Far from the obviously evil ogre he is generally thought to be, Antichrist will be so appealing and popular that "all that dwell upon the earth shall worship him" (Rev 13:8). His kingdom will begin in peace and prosperity. Tragically, multitudes are being led astray by leaders in the "signs and wonders" movement who claim to use "miracles" to establish the Kingdom; and that only when they have done so will Christ then return to rule over the kingdom they have established in His name. Those who reject the Rapture and look for a "Christ" who comes to this earth to reign without first taking the church to heaven are setting themselves up to embrace Antichrist and his kingdom.
Those who believe in the Rapture cannot be enticed to look for a "Christ" who comes to rule the "kingdom" they've established. They expect "to meet the Lord in the air" (1 Thes 4:17) above earth to be taken to heaven.

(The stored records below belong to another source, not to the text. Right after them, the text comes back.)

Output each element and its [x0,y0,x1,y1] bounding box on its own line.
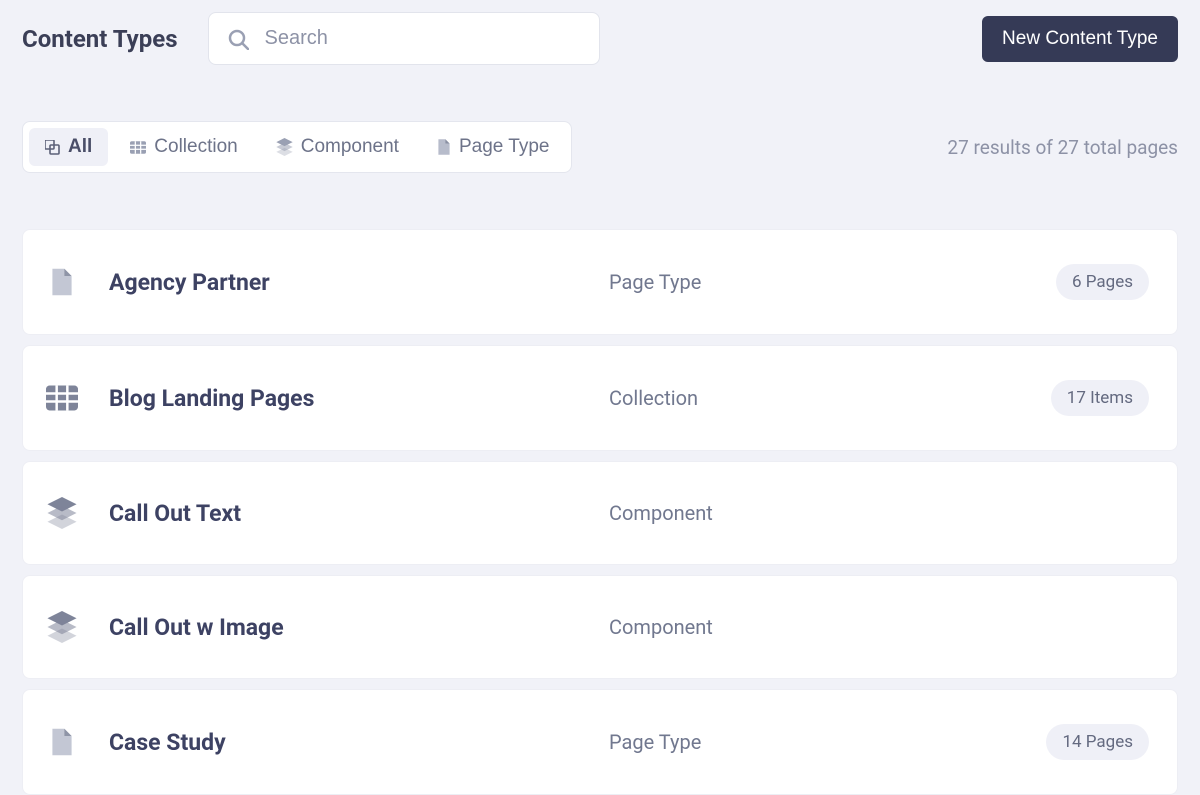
row-title: Blog Landing Pages [109,385,609,412]
row-title: Agency Partner [109,269,609,296]
page-icon [45,725,79,759]
row-title: Call Out Text [109,500,609,527]
row-kind: Page Type [609,270,1056,294]
search-icon [227,28,249,50]
list-item[interactable]: Case StudyPage Type14 Pages [22,689,1178,795]
row-kind: Collection [609,386,1051,410]
page-icon [45,265,79,299]
collection-icon [45,381,79,415]
count-badge: 17 Items [1051,380,1149,416]
component-icon [45,610,79,644]
content-type-list: Agency PartnerPage Type6 PagesBlog Landi… [0,173,1200,795]
filter-tab-label: Component [301,136,399,158]
filter-tab-component[interactable]: Component [260,128,415,166]
count-badge: 6 Pages [1056,264,1149,300]
page-icon [437,138,451,156]
filter-tab-label: Collection [154,136,237,158]
filter-tab-label: All [68,136,92,158]
component-icon [45,496,79,530]
list-item[interactable]: Call Out w ImageComponent [22,575,1178,679]
row-kind: Page Type [609,730,1046,754]
filter-tabs: All Collection Component Page Type [22,121,572,173]
all-icon [45,140,60,155]
filter-tab-collection[interactable]: Collection [114,128,253,166]
row-title: Case Study [109,729,609,756]
filter-tab-label: Page Type [459,136,550,158]
component-icon [276,138,293,156]
search-input[interactable] [265,27,581,50]
collection-icon [130,141,146,154]
row-kind: Component [609,501,1149,525]
filter-tab-all[interactable]: All [29,128,108,166]
results-count: 27 results of 27 total pages [947,136,1178,159]
count-badge: 14 Pages [1046,724,1149,760]
list-item[interactable]: Agency PartnerPage Type6 Pages [22,229,1178,335]
page-title: Content Types [22,25,178,53]
search-box[interactable] [208,12,600,65]
list-item[interactable]: Blog Landing PagesCollection17 Items [22,345,1178,451]
row-title: Call Out w Image [109,614,609,641]
filter-tab-page-type[interactable]: Page Type [421,128,566,166]
new-content-type-button[interactable]: New Content Type [982,16,1178,62]
list-item[interactable]: Call Out TextComponent [22,461,1178,565]
row-kind: Component [609,615,1149,639]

Critics deride this belief as a "secret rapture theory," but Scripture says, "the dead in Christ shall be raised...we which are alive...shall be caught up together with them..." (1 Cor 15:51-57; 1 Thes 4:13-18) to be taken to His Father's house (Jn 14:1-3).
Christ's millennial reign is not the ultimate Kingdom for which we are to pray.

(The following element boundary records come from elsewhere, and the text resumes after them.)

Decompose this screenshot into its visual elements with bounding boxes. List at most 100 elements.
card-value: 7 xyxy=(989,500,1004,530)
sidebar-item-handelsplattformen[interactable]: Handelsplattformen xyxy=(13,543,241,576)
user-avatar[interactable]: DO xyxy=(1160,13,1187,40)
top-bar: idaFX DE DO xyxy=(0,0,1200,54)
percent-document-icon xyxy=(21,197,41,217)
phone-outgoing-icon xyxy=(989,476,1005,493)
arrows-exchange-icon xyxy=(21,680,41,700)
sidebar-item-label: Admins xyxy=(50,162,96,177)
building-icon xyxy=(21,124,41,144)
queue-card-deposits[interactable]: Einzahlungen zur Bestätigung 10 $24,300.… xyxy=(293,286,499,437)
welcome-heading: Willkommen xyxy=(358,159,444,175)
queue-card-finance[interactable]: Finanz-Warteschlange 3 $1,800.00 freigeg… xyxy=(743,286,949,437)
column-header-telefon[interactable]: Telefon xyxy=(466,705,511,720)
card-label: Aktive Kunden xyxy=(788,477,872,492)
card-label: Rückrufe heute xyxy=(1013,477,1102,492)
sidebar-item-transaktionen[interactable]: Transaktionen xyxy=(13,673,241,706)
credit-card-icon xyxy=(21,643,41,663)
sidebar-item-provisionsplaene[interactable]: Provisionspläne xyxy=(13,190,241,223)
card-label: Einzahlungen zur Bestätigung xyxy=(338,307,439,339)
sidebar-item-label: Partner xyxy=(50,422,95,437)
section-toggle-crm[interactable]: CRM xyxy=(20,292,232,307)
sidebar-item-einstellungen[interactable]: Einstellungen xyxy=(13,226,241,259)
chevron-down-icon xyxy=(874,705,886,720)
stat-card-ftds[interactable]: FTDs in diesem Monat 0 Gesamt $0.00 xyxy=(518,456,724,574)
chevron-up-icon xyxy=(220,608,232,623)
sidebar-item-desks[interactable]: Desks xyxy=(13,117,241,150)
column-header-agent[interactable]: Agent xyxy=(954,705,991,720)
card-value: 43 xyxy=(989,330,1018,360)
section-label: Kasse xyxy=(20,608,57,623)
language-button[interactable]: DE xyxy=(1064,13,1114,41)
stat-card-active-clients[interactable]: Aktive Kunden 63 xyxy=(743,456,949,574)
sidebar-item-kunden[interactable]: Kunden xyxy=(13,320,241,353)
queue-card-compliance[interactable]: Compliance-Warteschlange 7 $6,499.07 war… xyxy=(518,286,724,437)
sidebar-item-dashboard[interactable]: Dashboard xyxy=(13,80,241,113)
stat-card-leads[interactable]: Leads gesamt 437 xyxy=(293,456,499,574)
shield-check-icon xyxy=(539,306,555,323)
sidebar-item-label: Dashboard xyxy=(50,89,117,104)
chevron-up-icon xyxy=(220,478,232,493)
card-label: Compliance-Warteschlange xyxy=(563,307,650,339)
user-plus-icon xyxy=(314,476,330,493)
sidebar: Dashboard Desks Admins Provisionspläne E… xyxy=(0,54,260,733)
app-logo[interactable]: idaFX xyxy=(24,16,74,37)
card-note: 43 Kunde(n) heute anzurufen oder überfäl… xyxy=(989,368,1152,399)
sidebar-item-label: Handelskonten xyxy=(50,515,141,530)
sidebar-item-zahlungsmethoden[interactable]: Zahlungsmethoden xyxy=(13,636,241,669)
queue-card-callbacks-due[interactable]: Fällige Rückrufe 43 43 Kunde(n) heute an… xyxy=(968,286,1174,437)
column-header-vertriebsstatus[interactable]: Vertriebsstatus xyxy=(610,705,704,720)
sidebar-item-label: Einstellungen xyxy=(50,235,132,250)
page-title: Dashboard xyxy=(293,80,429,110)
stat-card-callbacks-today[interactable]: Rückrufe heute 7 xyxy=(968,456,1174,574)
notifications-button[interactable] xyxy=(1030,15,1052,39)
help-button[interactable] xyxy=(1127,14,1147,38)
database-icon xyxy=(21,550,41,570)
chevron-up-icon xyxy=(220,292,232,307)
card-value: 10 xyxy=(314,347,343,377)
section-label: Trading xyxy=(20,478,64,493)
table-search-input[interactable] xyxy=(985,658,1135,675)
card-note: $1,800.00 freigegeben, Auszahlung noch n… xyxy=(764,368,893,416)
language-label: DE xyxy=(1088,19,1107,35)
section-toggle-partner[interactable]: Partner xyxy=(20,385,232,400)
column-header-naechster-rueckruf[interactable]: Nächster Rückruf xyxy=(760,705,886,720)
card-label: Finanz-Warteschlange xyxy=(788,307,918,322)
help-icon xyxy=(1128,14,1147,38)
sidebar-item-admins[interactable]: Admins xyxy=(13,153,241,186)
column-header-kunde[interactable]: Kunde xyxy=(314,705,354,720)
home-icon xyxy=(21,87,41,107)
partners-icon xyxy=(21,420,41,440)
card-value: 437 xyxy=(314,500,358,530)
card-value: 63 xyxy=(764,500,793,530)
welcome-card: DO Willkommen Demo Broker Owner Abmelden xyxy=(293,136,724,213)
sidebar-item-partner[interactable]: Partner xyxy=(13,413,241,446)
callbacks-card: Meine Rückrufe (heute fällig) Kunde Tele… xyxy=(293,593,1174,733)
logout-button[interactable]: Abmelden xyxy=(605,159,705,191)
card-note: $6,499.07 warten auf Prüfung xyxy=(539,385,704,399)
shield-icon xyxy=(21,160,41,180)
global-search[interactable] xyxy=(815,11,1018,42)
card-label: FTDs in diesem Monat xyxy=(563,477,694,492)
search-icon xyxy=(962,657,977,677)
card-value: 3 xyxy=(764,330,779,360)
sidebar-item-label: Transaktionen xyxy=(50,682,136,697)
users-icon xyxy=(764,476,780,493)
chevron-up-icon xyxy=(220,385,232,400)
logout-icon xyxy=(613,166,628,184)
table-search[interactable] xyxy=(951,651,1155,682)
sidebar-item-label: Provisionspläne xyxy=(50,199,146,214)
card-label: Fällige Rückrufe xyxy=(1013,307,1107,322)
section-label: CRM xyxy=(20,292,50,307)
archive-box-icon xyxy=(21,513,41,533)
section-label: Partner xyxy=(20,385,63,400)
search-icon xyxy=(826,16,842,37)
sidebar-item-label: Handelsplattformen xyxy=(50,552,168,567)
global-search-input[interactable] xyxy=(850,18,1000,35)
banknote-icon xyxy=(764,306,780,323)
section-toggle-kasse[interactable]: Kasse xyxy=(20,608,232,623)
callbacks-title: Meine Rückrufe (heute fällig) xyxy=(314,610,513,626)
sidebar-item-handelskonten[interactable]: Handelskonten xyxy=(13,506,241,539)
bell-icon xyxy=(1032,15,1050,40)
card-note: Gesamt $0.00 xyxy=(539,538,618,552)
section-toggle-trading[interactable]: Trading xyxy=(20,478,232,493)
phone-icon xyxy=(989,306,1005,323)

Christ told Nicodemus unequivocally, "Except a man be born again, he cannot [even] see...[much less] enter into the kingdom of God"(Jn 3:3-5). We are also told that "flesh and blood cannot inherit the kingdom of God" (1 Cor 15:50). Yet there will be many flesh-and-blood people living during the Millennium, and among them multitudes who have not been born again of the Holy Spirit. Furthermore, the Bible declares repeatedly that God's kingdom is "an everlasting kingdom" (Ps 145:13; Dan 4:3, 7:27); that Christ shall reign on "the throne of his father David...over the house of Jacob [Israel] for ever; and of his kingdom there shall be no end (Lk 1:32-33)....Of the increase of his government and peace there shall be no end..." (Isa 9:7). But the Millennium lasts only 1,000 years; and its peace ends with earth's final war.
The Millennium in fact is the final proof of the incorrigible self-centered evil of the human heart. No longer can anyone complain that Adam and Eve alone had the unique opportunity of living in Paradise and that if only they (the complainers) had been there they wouldn't have sinned. Billions will live in an even better Paradise because Christ will rule it and Satan will be locked up for 1,000 years. Yet when he is at last released, Satan will "deceive the nations which are in the four quarters of the earth," and they will attack Jesus Christ at Jerusalem (Rev 20:7-9).
The true kingdom of God with endless peace will only come in the new heavens and new earth.
Paul writes, "Then cometh the end, when he shall have delivered up the kingdom to the Father" (1 Cor 15:24-28). Here we see that Christ did not refer to the Rapture when He said, "And this gospel of the kingdom shall be preached in all the world for a witness unto all nations; and then shall the end come" (Mat 24:14). Obviously, the Rapture is not "the end" to which Christ referred, but that which Paul explains.
May what has been for many a "vain repetition" become a passion for
prayer without ceasing: "Thy kingdom come, thy will be done on earth as
it is in heaven." May our hearts turn from earth to seek first the
ultimate Kingdom in which heaven and earth are one in the new creation,
rebellion is a thing of the past and God's will alone is truly done
because it has become the will of all creatures. And as that passion
grows within us we will find that our wills are more and more in harmony
with His because "every man that hath this hope in him purifieth
himself, even as he is pure" (1 Jn 3:3).